The Bin Laden family, which has close ties with Saudi Arabia's rulers, has been awarded a US$533-million housing project in the holy city of Mecca that has sparked a diplomatic spat between Riyadh and Ankara.
The project, which features building 11 high-rise residential towers with 1,000 apartments and a twin-tower five-star hotel, will be carried out by the Bin Laden Construction Group, one of the kingdom's biggest firms with estimated assets of around US$5 billion.
Covering 23,000m2 and due to be completed in 2005, the project also involves the construction of a modern replica of the Ottoman-era Ajyad fortress that was used for decades to defend Mecca against attacks from rebel tribes and whose demolition last week infuriated Turkey.
The Bin Laden Construction group was founded by Mohammad bin Laden, father of the chief suspect in the Sept. 11 anti-US attacks, in the Saudi Red Sea port city of Jeddah in the 1950s.
The group grew into one of the major firms in the oil-rich kingdom when it was entrusted by the royal court with the task of expanding Islamic holy sites in Mecca and Medina.
The work, costing billions of dollars, enabled more than two million faithful to gather at Mecca's Grand Mosque and a million to pray at the Prophet's Mosque in Medina.
The Bin Laden Construction group also built several palaces in Riyadh and Jeddah for members of the Saudi royal family and carried out restoration work following an arson attack on Jerusalem's al-Aqsa Mosque in 1969.
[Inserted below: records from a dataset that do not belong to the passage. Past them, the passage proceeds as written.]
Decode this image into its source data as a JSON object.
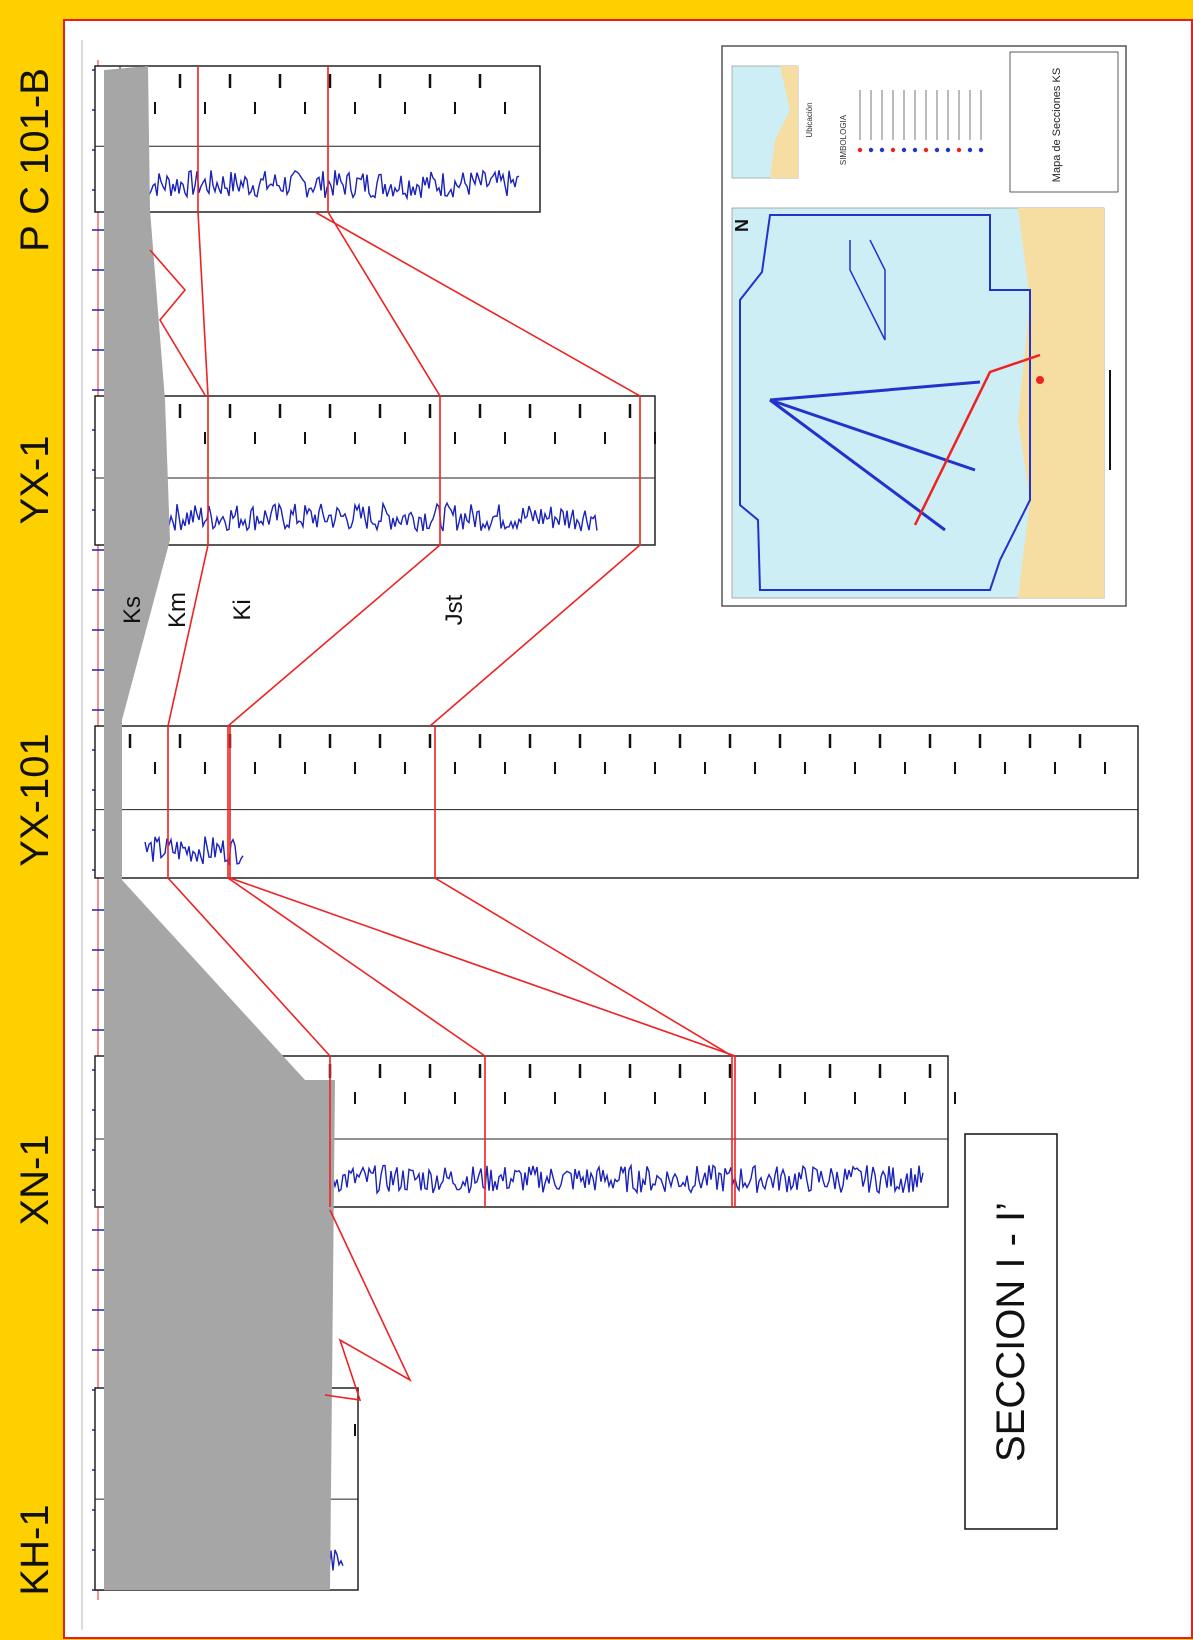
{
  "section_title": "SECCION I - I’",
  "wells": [
    {
      "name": "P C 101-B"
    },
    {
      "name": "YX-1"
    },
    {
      "name": "YX-101"
    },
    {
      "name": "XN-1"
    },
    {
      "name": "KH-1"
    }
  ],
  "formations": [
    "Ks",
    "Km",
    "Ki",
    "Jst"
  ],
  "map_inset": {
    "north_label": "N",
    "legend_heading": "SIMBOLOGIA",
    "location_heading": "Ubicación",
    "map_title": "Mapa de Secciones KS"
  },
  "colors": {
    "banner": "#fed000",
    "frame": "#e81e1e",
    "log_curve": "#1a22b8",
    "correlation": "#ee2222",
    "shale_fill": "#a6a6a6",
    "sea": "#cdeef4",
    "land": "#f6dea2"
  }
}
Salem bin Laden, Mohammad's eldest son, ran the financial empire left behind by his father upon his death in 1968 until he himself died when his private plane crashed in Texas in 1988.
Mohammad bin Laden left 54 sons and daughters from several marriages. Thirteen of his sons sit on the board of the family's firm, the most prominent being Baker, Hassan, Islam and Yehya.
Baker, Mohammad's second son, succeeded Salem at the head of the firm, which has since extended its reach to several Arab countries and employs tens of thousands of people.
The Bin Laden family disowned Osama after he was stripped of his Saudi citizenship in 1994 for suspected terrorist activities and criticism of the Al Saud ruling family.
One sign of the Saudi authorities' confidence in the Bin Laden group came in 1998 when it built a US$150-million facility in al-Kharj, south of Riyadh, for some 4,300 American troops based in the kingdom.
"We have nothing to do with him [Osama]," a family member said, requesting anonymity.
In an attempt to avoid any association with the suspected terror mastermind, one of the Bin Laden group's subsidiaries changed its name in 1999, from Bin Laden Telecommunications to Baud Telecommunications Co.